The logic for having the state invest in ANWR was that since the oil companies wouldn’t do it, the government had to.

This turned 40 years of political babbling about the ANWR bonanza on its head. Instead of getting 90 percent of the lease sale money or even 50 percent, the state would get nothing.

No oil company wasted a dollar on the lease sale, but Gov. Mike Dunleavy rushed in where the oil companies feared to tread. It wasn’t Dunleavy’s money after all.

The waste will continue as Dunleavy goes to court with another lawsuit, one that will be hard to “win” because the Trump administration made such a mess of the ANWR lease sale.

Here is what I wrote six days after the 2020 election:

I suspect the reason the sale didn’t happen is that the industry made it clear to the Trump administration that a lease sale would not attract the giant bids envisioned by Alaska politicians and a sale could prove to be an embarrassment—not of riches, but of paltry bids from companies without the financial muscle to safely develop the area.

There are major questions facing any company that considers bidding on ANWR leases.

The economic and reputational risks, the prospect of extended court fights, the low price of oil, the expense of drilling in a frontier area, the growth of alternative energy supplies, the growing opposition by international banks to Arctic drilling, the chaos created by the pandemic and the certainty of climate change are among the many factors that have probably eroded faith in the mythology of the ANWR lease bonanza.

There have been a few Alaska politicians since 1980 who opposed oil development in ANWR, most of them quietly. The dream that has been built up by the Congressional delegation, the Alaska business community, newspapers and state politicians is that ANWR oil development is the foundation of our future, the boom that will keep the pipeline going and the money flowing.

That the pro-drilling Trump administration would stall an ANWR lease sale is a powerful signal that the dream is a shaky one and that oil companies are not willing to invest in the refuge and face the consequences. There are probably many reasons, but no credible explanation has been given for the delay by Trump’s Interior Department.

Rest assured, given the political sway of the industry and Trump’s receptiveness, there would have been a lease sale in 2019 or 2020 had the companies been pressing hard.

I guess Trump could try to squeeze a lease sale in before departing office in January—ignoring public notice deadlines to push something through—but what responsible company is going to bid serious money on leases that President-elect Biden promises to stop?

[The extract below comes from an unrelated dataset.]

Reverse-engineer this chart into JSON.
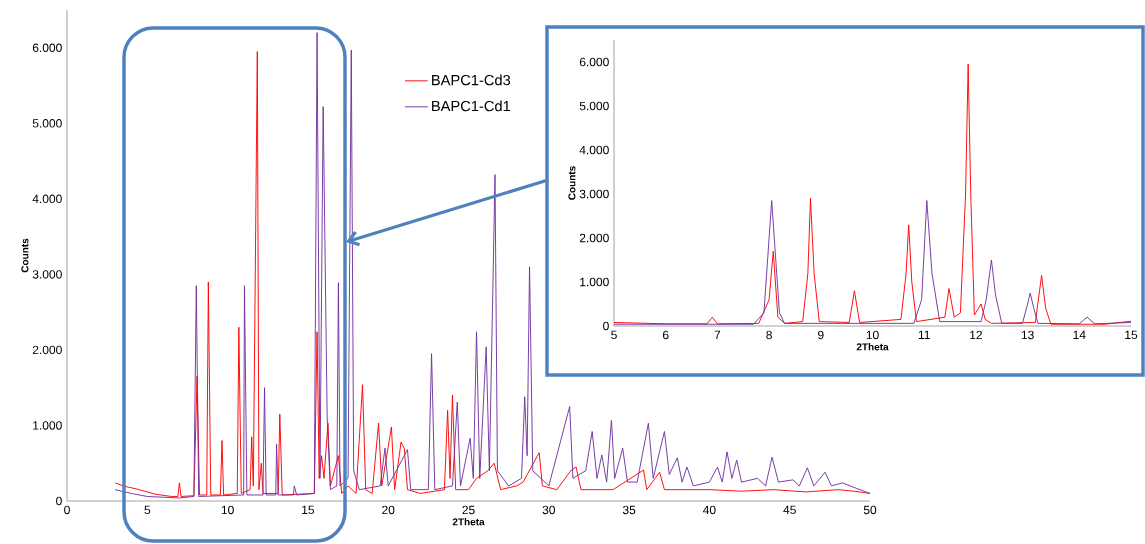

The provision to open ANWR to leasing, which may have been the price of getting Sen. Lisa Murkowski to support the 2017 GOP tax bill, has been law since 2017. The law calls for two lease sales to take place and that provision isn’t likely to go away under the new president.

The Biden opposition to ANWR drilling is clear, however, and there may be procedural and legal steps to stop development, regardless of the lease sale language.

On his campaign website, Biden pledges to save “America’s natural treasures by permanently protecting the Arctic National Wildlife Refuge and other areas impacted by President Trump’s attack on federal lands and waters; and banning new oil and gas leasing on public lands and waters.”

Sen. Lisa Murkowski said early on that the goal was to have a lease sale before the end of the Trump term.

The Alaska delegation and the Trump administration Interior Department began predicting in 2018 that an ANWR lease sale was going to take place as soon as the middle of 2019. Then they said it would be before the end of 2019. Then they said it would be sometime in 2020.

“Murkowski still expects the administration to sell leases in the Arctic National Wildlife Refuge as soon as this summer,” Politico reported in summer 2020..

Politico reported in August that the goal of selling leases before the end of Trump’s first term was still alive.

Now there are predictions that a lease sale will take place before the end of 2021, the deadline in the law, setting up a major fight with Biden.

What’s not clear is why Trump was content just to talk about an ANWR lease sale, instead of conducting one.